Comer o tempo inteiro não é uma boa estratégia para emagrecer. O corpo precisa conhecer o espaço de repouso, em que ele não está trabalhando na digestão o tempo inteiro. As pessoas confundem isso com fazer jejum.

“Beliscar” o tempo todo impede que o corpo entenda que ele pode gastar a energia. Ele está sempre armazenando energia, ocupado com a digestão, e entendendo que há metabólicos demais para ele trabalhar.

Consumo de alimentos ricos em fibras

Outra dica que ajuda muito a emagrecer é o consumo de fibras. Alimentos ricos em fibras ajudam tanto na saciedade quanto no ritmo intestinal. Quando o intestino está funcionando melhor, a barriga fica naturalmente mais bonita. Deve-se incluir chia, linhaça e muitas verduras, legumes e foliosas na alimentação. Assim, além da pessoa obter micronutrientes importantes no processo de emagrecimento, a pessoa também terá fibras e muita saciedade.

Modas nutricionais e falsos saudáveis

Deve-se tomar cuidado com as modas nutricionais e falsos saudáveis. Se as pessoas começam a acreditar que o glúten é o problema da saciedade e que as pessoas não emagrecem por causa dele, a indústria cria diversos produtos sem glúten, porém cheios de açúcar, óleo, etc. – mesmo porque, se o glúten é retirado, é necessário incluir gordura (que geralmente é gordura vegetal hidrogenada, que é muito ruim) para o alimento ficar mais palatável.

Deve-se tomar cuidado com produtos com a proposta “paleo”, “glúten-free”, “sem açúcar”, etc., pois não necessariamente ter ou não ter açúcar é o suficiente para o alimento ser saudável. O produto pode não ter açúcar, mas ter, por exemplo, maltodextrina, que tem o mesmo efeito no organismo.

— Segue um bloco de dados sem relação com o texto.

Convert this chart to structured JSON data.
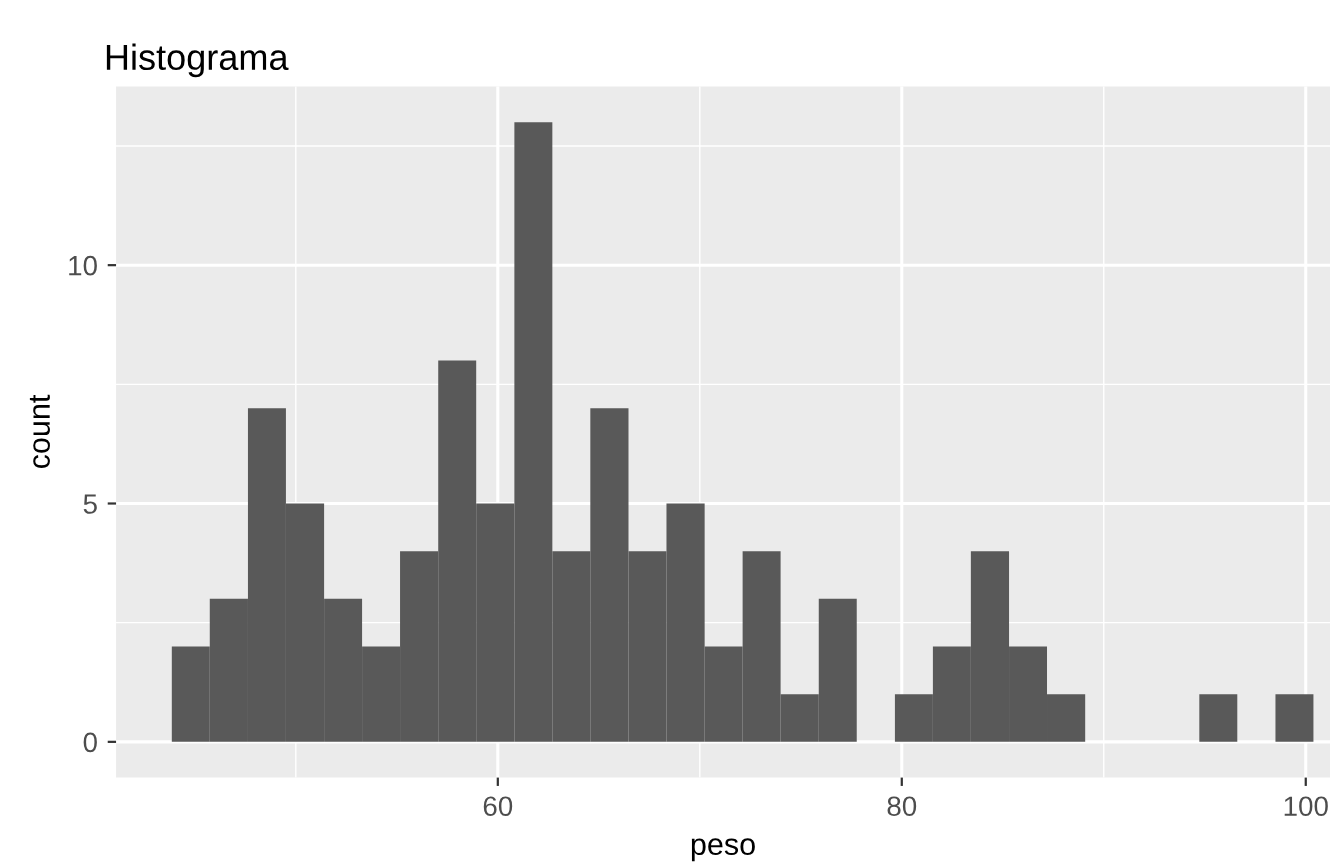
{
  "chart_data": {
    "type": "histogram",
    "title": "Histograma",
    "xlabel": "peso",
    "ylabel": "count",
    "bins": [
      43.86,
      45.74,
      47.63,
      49.51,
      51.4,
      53.28,
      55.16,
      57.05,
      58.93,
      60.82,
      62.7,
      64.58,
      66.47,
      68.35,
      70.24,
      72.12,
      74.0,
      75.89,
      77.77,
      79.66,
      81.54,
      83.42,
      85.31,
      87.19,
      89.08,
      90.96,
      92.84,
      94.73,
      96.61,
      98.5,
      100.38
    ],
    "values": [
      2,
      3,
      7,
      5,
      3,
      2,
      4,
      8,
      5,
      13,
      4,
      7,
      4,
      5,
      2,
      4,
      1,
      3,
      0,
      1,
      2,
      4,
      2,
      1,
      0,
      0,
      0,
      1,
      0,
      1
    ],
    "color": "#595959",
    "xlim": [
      41.1,
      101.2
    ],
    "ylim": [
      -0.75,
      13.75
    ],
    "xticks": [
      60,
      80,
      100
    ],
    "yticks": [
      0,
      5,
      10
    ],
    "grid": true
  }
}
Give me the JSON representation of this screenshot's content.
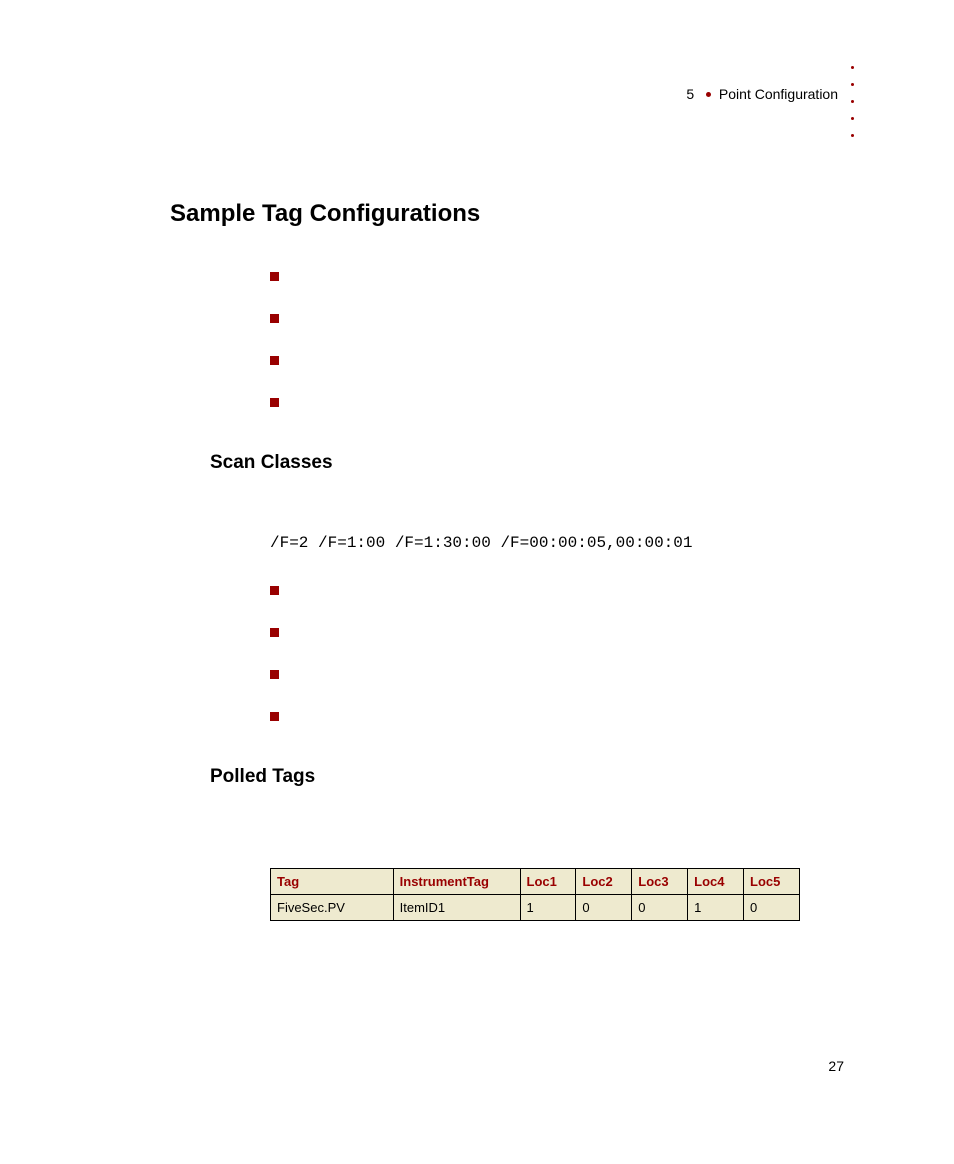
{
  "header": {
    "chapter_number": "5",
    "chapter_title": "Point Configuration",
    "side_dot_count": 5,
    "dot_color": "#990000"
  },
  "page_number": "27",
  "section_title": "Sample Tag Configurations",
  "top_bullets": [
    "",
    "",
    "",
    ""
  ],
  "subsection_scan_classes": {
    "title": "Scan Classes",
    "code_line": "/F=2 /F=1:00 /F=1:30:00 /F=00:00:05,00:00:01",
    "bullets": [
      "",
      "",
      "",
      ""
    ]
  },
  "subsection_polled_tags": {
    "title": "Polled Tags"
  },
  "table": {
    "columns": [
      "Tag",
      "InstrumentTag",
      "Loc1",
      "Loc2",
      "Loc3",
      "Loc4",
      "Loc5"
    ],
    "rows": [
      [
        "FiveSec.PV",
        "ItemID1",
        "1",
        "0",
        "0",
        "1",
        "0"
      ]
    ],
    "header_bg": "#eeeacf",
    "header_fg": "#990000",
    "cell_bg": "#eeeacf",
    "border_color": "#000000"
  },
  "bullet_color": "#990000"
}
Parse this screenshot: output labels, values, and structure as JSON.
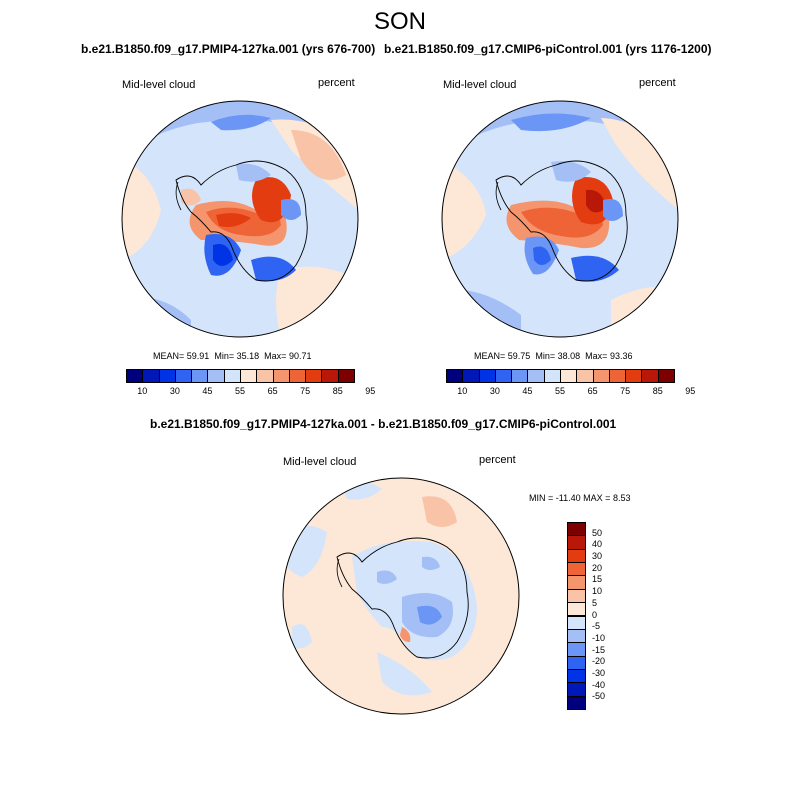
{
  "figure": {
    "season": "SON"
  },
  "panels": [
    {
      "title": "b.e21.B1850.f09_g17.PMIP4-127ka.001 (yrs 676-700)",
      "left_label": "Mid-level cloud",
      "right_label": "percent",
      "stats": {
        "mean_label": "MEAN=",
        "mean": "59.91",
        "min_label": "Min=",
        "min": "35.18",
        "max_label": "Max=",
        "max": "90.71"
      }
    },
    {
      "title": "b.e21.B1850.f09_g17.CMIP6-piControl.001 (yrs 1176-1200)",
      "left_label": "Mid-level cloud",
      "right_label": "percent",
      "stats": {
        "mean_label": "MEAN=",
        "mean": "59.75",
        "min_label": "Min=",
        "min": "38.08",
        "max_label": "Max=",
        "max": "93.36"
      }
    }
  ],
  "abs_colorbar": {
    "colors": [
      "#00007f",
      "#0018b8",
      "#0033e6",
      "#2f63f2",
      "#6b96f5",
      "#a3bff5",
      "#d4e4fa",
      "#fde8d8",
      "#f9c3a8",
      "#f4956e",
      "#ee6437",
      "#e23c10",
      "#b91707",
      "#7d0000"
    ],
    "ticks": [
      "10",
      "30",
      "45",
      "55",
      "65",
      "75",
      "85",
      "95"
    ]
  },
  "diff_panel": {
    "title": "b.e21.B1850.f09_g17.PMIP4-127ka.001 - b.e21.B1850.f09_g17.CMIP6-piControl.001",
    "left_label": "Mid-level cloud",
    "right_label": "percent",
    "minmax": {
      "min_label": "MIN =",
      "min": "-11.40",
      "max_label": "MAX =",
      "max": "8.53"
    }
  },
  "diff_colorbar": {
    "colors": [
      "#7d0000",
      "#b91707",
      "#e23c10",
      "#ee6437",
      "#f4956e",
      "#f9c3a8",
      "#fde8d8",
      "#d4e4fa",
      "#a3bff5",
      "#6b96f5",
      "#2f63f2",
      "#0033e6",
      "#0018b8",
      "#00007f"
    ],
    "ticks": [
      "50",
      "40",
      "30",
      "20",
      "15",
      "10",
      "5",
      "0",
      "-5",
      "-10",
      "-15",
      "-20",
      "-30",
      "-40",
      "-50"
    ]
  }
}
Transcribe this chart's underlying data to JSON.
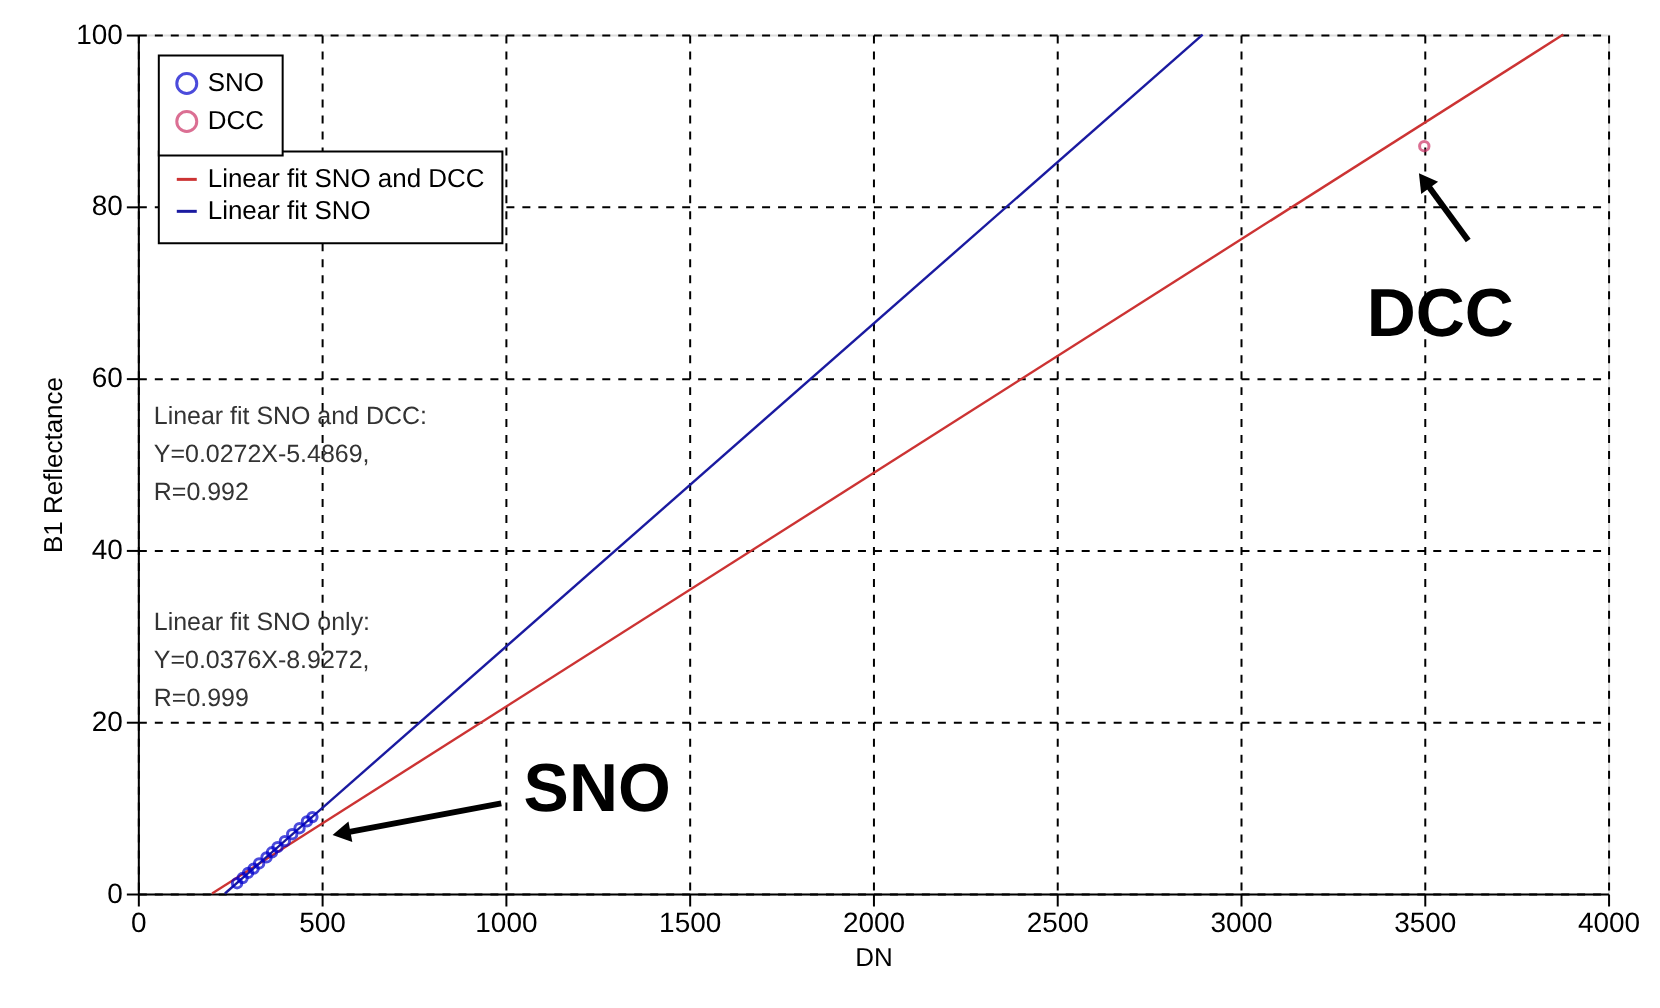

É importante ler os rótulos para saber o que se está consumindo. Na parte dos ingredientes, a pessoa irá verificar do que aquele alimento é formado e o que foi adicionado nele para gerar o produto que está consumindo.

Deve-se tomar cuidado com o marketing. O marketing sempre foi muito presente na indústria de alimentos, mas antes apelava para embalagens mais coloridas, bonitas e atraentes. Hoje, como muitas pessoas estão se preocupando com a saúde, o marketing começou a apelar para essa proposta mais saudável, como “glúten-free”, “lacfree”, “sugar-free”, que não necessariamente são saudáveis.